Friday, July 30, 2010

Movie Review - Inception

Well, it was worth a shot.


"Inception," believe it or not, is in fact a real word, not merely a really cool sounding title made up by Christopher Nolan. It means a beginning, start, or origin. And, unsurprisingly, the title describes the film quite well. Much has been said, and probably still will be said, about Inception, and rightly so. Inception, in case any of you have been living under a rock for the last month or two, is probably one of the best movies of 2010, if not the best, if not the best movie of the decade. It is truly a beginning, an origin, an original idea. It is simultaneously the most amusing type of escapist film and self-referentially intellectual to the point of philosophy, and this is where it derives its grandeur.
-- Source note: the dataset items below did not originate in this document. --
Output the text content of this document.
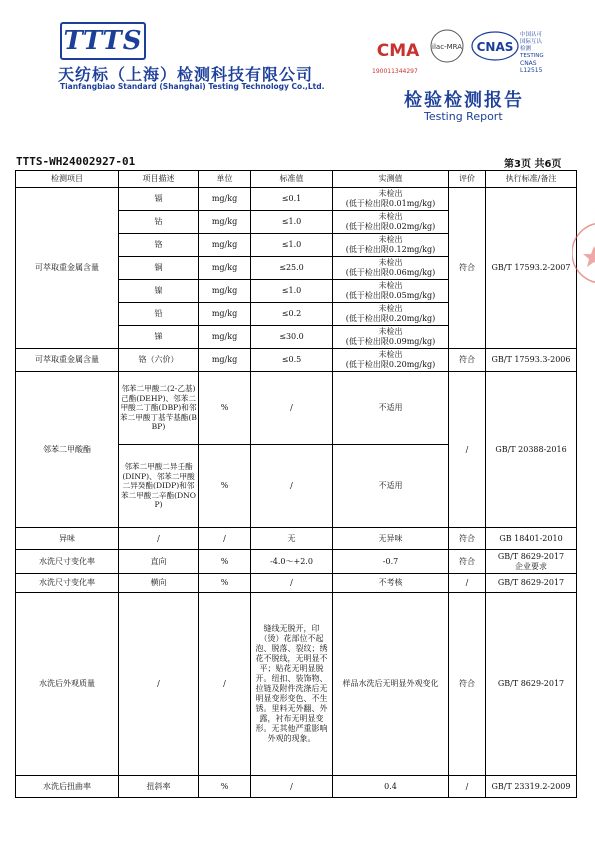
TTTS
天纺标（上海）检测科技有限公司
Tianfangbiao Standard (Shanghai) Testing Technology Co.,Ltd.
CMA
190011344297
ilac-MRA CNAS
中国认可
国际互认
检测
TESTING
CNAS L12515
检验检测报告
Testing Report
TTTS-WH24002927-01	第3页 共6页
检测项目	项目描述	单位	标准值	实测值	评价	执行标准/备注
可萃取重金属含量	镉	mg/kg	≤0.1	未检出
(低于检出限0.01mg/kg)	符合	GB/T 17593.2-2007
	钴	mg/kg	≤1.0	未检出
(低于检出限0.02mg/kg)		

	铬	mg/kg	≤1.0	未检出
(低于检出限0.12mg/kg)		

	铜	mg/kg	≤25.0	未检出
(低于检出限0.06mg/kg)		

	镍	mg/kg	≤1.0	未检出
(低于检出限0.05mg/kg)		

	铅	mg/kg	≤0.2	未检出
(低于检出限0.20mg/kg)		

	锑	mg/kg	≤30.0	未检出
(低于检出限0.09mg/kg)		

可萃取重金属含量	铬（六价）	mg/kg	≤0.5	未检出
(低于检出限0.20mg/kg)	符合	GB/T 17593.3-2006
邻苯二甲酸酯	邻苯二甲酸二(2-乙基)己酯(DEHP)、邻苯二甲酸二丁酯(DBP)和邻苯二甲酸丁基苄基酯(BBP)	%	/	不适用	/	GB/T 20388-2016
	邻苯二甲酸二异壬酯(DINP)、邻苯二甲酸二异癸酯(DIDP)和邻苯二甲酸二辛酯(DNOP)	%	/	不适用		
异味	/	/	无	无异味	符合	GB 18401-2010
水洗尺寸变化率	直向	%	-4.0～+2.0	-0.7	符合	GB/T 8629-2017
企业要求

水洗尺寸变化率	横向	%	/	不考核	/	GB/T 8629-2017
水洗后外观质量	/	/	缝线无脱开，印（烫）花部位不起泡、脱落、裂纹；绣花不脱线，无明显不平；贴花无明显脱开。纽扣、装饰物、拉链及附件洗涤后无明显变形变色、不生锈。里料无外翻、外露，衬布无明显变形。无其他严重影响外观的现象。	样品水洗后无明显外观变化	符合	GB/T 8629-2017
水洗后扭曲率	扭斜率	%	/	0.4	/	GB/T 23319.2-2009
The film is first and foremost designed to entertain, and it fulfills this function beautifully, whether that’s with fantastic shifting-gravity fight scenes or simply watching Eames (Tom Hardy) demonstrate a dream-escaping Kick by tipping over Arthur’s (Joseph Gordon-Levitt) chair. The secondary characters feel like the best stock characters from your favorite action-adventure movie. Joseph Gordon-Levitt is superb as Arthur, the quintessential sidekick, so superb that he almost entirely steals the comic side of the movie from dour main character Cobb (Leonardo DiCaprio). Ellen Page is also distractingly entertaining as Ariadne, a genius student recruited by Cobb to be the team’s Architect. Eames (Tom Hardy) the wisecracking Forger, and Robert Fischer (Cillian Murphy) the unwitting target of the master heist round out the cast of characters for the delightfully complicated con job that is the supposed main plot. The gleefully impossible visuals, including upside-down cities, Escher-like staircases, and infinite mirror corridors, show us clearly that this is not a film that worries overmuch about reality.

But the film also has a darker, more intellectual side which keeps fans discussing the more confusing elements of the story and watching the movie over and over again to try and understand. This side of the story is the one that centers on main character Cobb (Leonardo DiCaprio) and his dead wife Mal (Marion Cotillard) and it borders on a serious drama. Leonardo is excellent for this role, and those who want to see high-caliber dramatic acting are in for a treat. Besides the drama, there is also an extremely intellectual side to this thriller. Many is the fan who has come out of the theater after seeing Inception with one burning question: what happened? The questions of the nature of reality and the brilliant self-referential comparison of the dreams in Inception to movie-making itself make Inception a thought-provoking movie. Indeed, the self-referential nature of the dreams alone makes the movie brilliant and ground-breaking, as at every turn it seems to be nudging the audience into the movie. Cobb tells Ariadne that one way to tell you’re in a dream is to ask yourself how you got where you are. The movie, like dreams, seems to start right in the middle, leaving you never quite sure how you got there, but like a dream it all makes perfect sense anyway.

By far the most fascinating part of Inception is the ending. Now, I’m not going to give the ending away, since this is just a review, but it is perhaps the perfect ending for a movie like this. Throughout the movie, you are always wondering whether the characters are dreaming or not, whether you’re in reality or not. Inception also leaves you wondering whether it was an escapist thrill, a psychological drama, or a philosophical parable. The ending merely answers your questions with a question: who cares? I suspect people will be attempting to figure out Inception for a while to come, but I say who cares? In the end, what mattered was that I thoroughly enjoyed watching Inception.

Overall review: Like.

Death and Glory,
Joseph

4 comments:

  1. So do you think you might allow guest reviewers? I mean, someone just HAS to review Grown Ups. Has to. You know what I'm saying.

    ReplyDelete
  2. We do allow guest writers, but Grown Ups... Ummmm...

    ReplyDelete
  3. What about just guest people? Or at least a profile on me. C'mon, why not?

    ReplyDelete
  4. What about just guest people? Or at least a profile on me. C'mon, why not?